La ausencia de un llamado de Biden hacia Netanyahu pareció incomodar al gobierno israelí, una situación que fue marcada de forma heterodoxa por el ex embajador israelí en Naciones Unidas Danny Danon en un tweet que rápidamente se viralizó y que rezaba: “#POTUS Joe Biden, has llamado a los líderes de Canadá, México, Reino Unido, India, Francia, Alemania, Japón, Australia, Corea del Sur y Rusia. ¿Acaso no ha llegado el momento de que llames al líder de Israel, el mayor aliado de los Estados Unidos...? El teléfono del Primer Ministro es el 972-2-6705555”.

En un mundo plagado de híper-sensibilidades, algunos observadores advirtieron que la demora del llamado de cortesía de la Casa Blanca pareció “diseñada” deliberadamente para incomodar al premier israelí, cuyo equipo recordó que Obama se comunicó con Netanyahu al cuarto día de asumir y Trump en el tercero.

Al igual que los saudíes, el líder del Likud estaría viendo confirmados sus temores sobre el cambio de administración en los Estados Unidos. Algunas voces indican que Netanyahu y MBS podrían ser “huérfanos” de Trump y su influyente yerno Jared Kushner y que los días más felices en su relación con Washington habrían quedado definitivamente en el pasado. Esta interpretación indica incluso que Biden no vería con malos ojos la llegada de un nuevo jefe de gobierno israelí.

Un cierto hartazgo con la figura de Netanyahu -quien a su vez enfrenta un proceso judicial en su contra- no se circunscribe a los ámbitos liberales de Israel. Este cansancio también existiría en el seno de la Administración y sería el derivado de lo que algunos calificaron como la humillante situación que el premier provocó en su día al gobierno de Obama. Más precisamente cuando, el 3 de marzo de 2015, Netanyahu despertó grandes ovaciones al presentarse ante el Capitolio denunciando el acuerdo nuclear con Irán que en esos momentos la Administración Obama-Biden estaba negociando.

En medio de la campaña electoral, Netanyahu advirtió el día 11 que las Alturas del Golán “fueron y serán parte integral del Estado de Israel”. Sus declaraciones parecieron dirigidas al nuevo secretario de Estado Antony Blinken quien en una entrevista en la CNN no ratificó la decisión de Trump de reconocer la soberanía israelí sobre el Golán -un territorio disputado por Siria- aunque sí hizo lo propio con respecto a la del polémico traslado de la Embajada norteamericana de Tel Aviv a Jerusalén.

Así han transcurrido las primeras semanas de la Administración Biden en relación con la fascinante e inagotable política de actores clave como Arabia Saudita, Irán e Israel.
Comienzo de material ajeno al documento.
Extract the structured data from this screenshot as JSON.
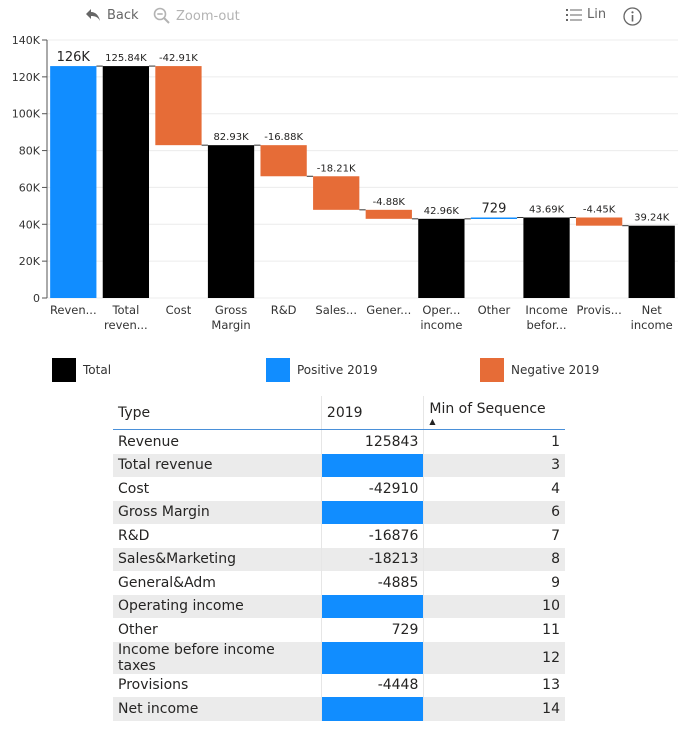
{
  "toolbar": {
    "back_label": "Back",
    "zoom_out_label": "Zoom-out",
    "scale_label": "Lin"
  },
  "chart_data": {
    "type": "bar",
    "subtype": "waterfall",
    "categories": [
      "Reven...",
      "Total reven...",
      "Cost",
      "Gross Margin",
      "R&D",
      "Sales...",
      "Gener...",
      "Oper... income",
      "Other",
      "Income befor...",
      "Provis...",
      "Net income"
    ],
    "category_lines": [
      [
        "Reven..."
      ],
      [
        "Total",
        "reven..."
      ],
      [
        "Cost"
      ],
      [
        "Gross",
        "Margin"
      ],
      [
        "R&D"
      ],
      [
        "Sales..."
      ],
      [
        "Gener..."
      ],
      [
        "Oper...",
        "income"
      ],
      [
        "Other"
      ],
      [
        "Income",
        "befor..."
      ],
      [
        "Provis..."
      ],
      [
        "Net",
        "income"
      ]
    ],
    "bars": [
      {
        "kind": "positive",
        "start": 0,
        "end": 125843,
        "label": "126K"
      },
      {
        "kind": "total",
        "start": 0,
        "end": 125843,
        "label": "125.84K"
      },
      {
        "kind": "negative",
        "start": 125843,
        "end": 82933,
        "label": "-42.91K"
      },
      {
        "kind": "total",
        "start": 0,
        "end": 82933,
        "label": "82.93K"
      },
      {
        "kind": "negative",
        "start": 82933,
        "end": 66057,
        "label": "-16.88K"
      },
      {
        "kind": "negative",
        "start": 66057,
        "end": 47844,
        "label": "-18.21K"
      },
      {
        "kind": "negative",
        "start": 47844,
        "end": 42959,
        "label": "-4.88K"
      },
      {
        "kind": "total",
        "start": 0,
        "end": 42959,
        "label": "42.96K"
      },
      {
        "kind": "positive",
        "start": 42959,
        "end": 43688,
        "label": "729"
      },
      {
        "kind": "total",
        "start": 0,
        "end": 43688,
        "label": "43.69K"
      },
      {
        "kind": "negative",
        "start": 43688,
        "end": 39240,
        "label": "-4.45K"
      },
      {
        "kind": "total",
        "start": 0,
        "end": 39240,
        "label": "39.24K"
      }
    ],
    "ylim": [
      0,
      140000
    ],
    "yticks": [
      0,
      20000,
      40000,
      60000,
      80000,
      100000,
      120000,
      140000
    ],
    "ytick_labels": [
      "0",
      "20K",
      "40K",
      "60K",
      "80K",
      "100K",
      "120K",
      "140K"
    ],
    "grid": true,
    "legend_position": "bottom",
    "legend": [
      {
        "name": "Total",
        "color": "#000000"
      },
      {
        "name": "Positive 2019",
        "color": "#118dff"
      },
      {
        "name": "Negative 2019",
        "color": "#e66c37"
      }
    ],
    "colors": {
      "total": "#000000",
      "positive": "#118dff",
      "negative": "#e66c37"
    }
  },
  "table": {
    "headers": [
      "Type",
      "2019",
      "Min of Sequence"
    ],
    "rows": [
      {
        "type": "Revenue",
        "value": "125843",
        "seq": "1",
        "blue": false
      },
      {
        "type": "Total revenue",
        "value": "",
        "seq": "3",
        "blue": true
      },
      {
        "type": "Cost",
        "value": "-42910",
        "seq": "4",
        "blue": false
      },
      {
        "type": "Gross Margin",
        "value": "",
        "seq": "6",
        "blue": true
      },
      {
        "type": "R&D",
        "value": "-16876",
        "seq": "7",
        "blue": false
      },
      {
        "type": "Sales&Marketing",
        "value": "-18213",
        "seq": "8",
        "blue": false
      },
      {
        "type": "General&Adm",
        "value": "-4885",
        "seq": "9",
        "blue": false
      },
      {
        "type": "Operating income",
        "value": "",
        "seq": "10",
        "blue": true
      },
      {
        "type": "Other",
        "value": "729",
        "seq": "11",
        "blue": false
      },
      {
        "type": "Income before income taxes",
        "value": "",
        "seq": "12",
        "blue": true
      },
      {
        "type": "Provisions",
        "value": "-4448",
        "seq": "13",
        "blue": false
      },
      {
        "type": "Net income",
        "value": "",
        "seq": "14",
        "blue": true
      }
    ]
  }
}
Esas tempranas aproximaciones parecen insinuar una combinación de continuidades y cambios en la nueva diplomacia de Washington frente a la región. En un marco en el que Medio Oriente podría estar perdiendo importancia -en términos relativos- toda vez que Estados Unidos logró alcanzar su autoabastecimiento energético y en tanto sus intereses estratégicos parecen reorientarse en el futuro inmediato de manera irreversible hacia el Asia-Pacífico.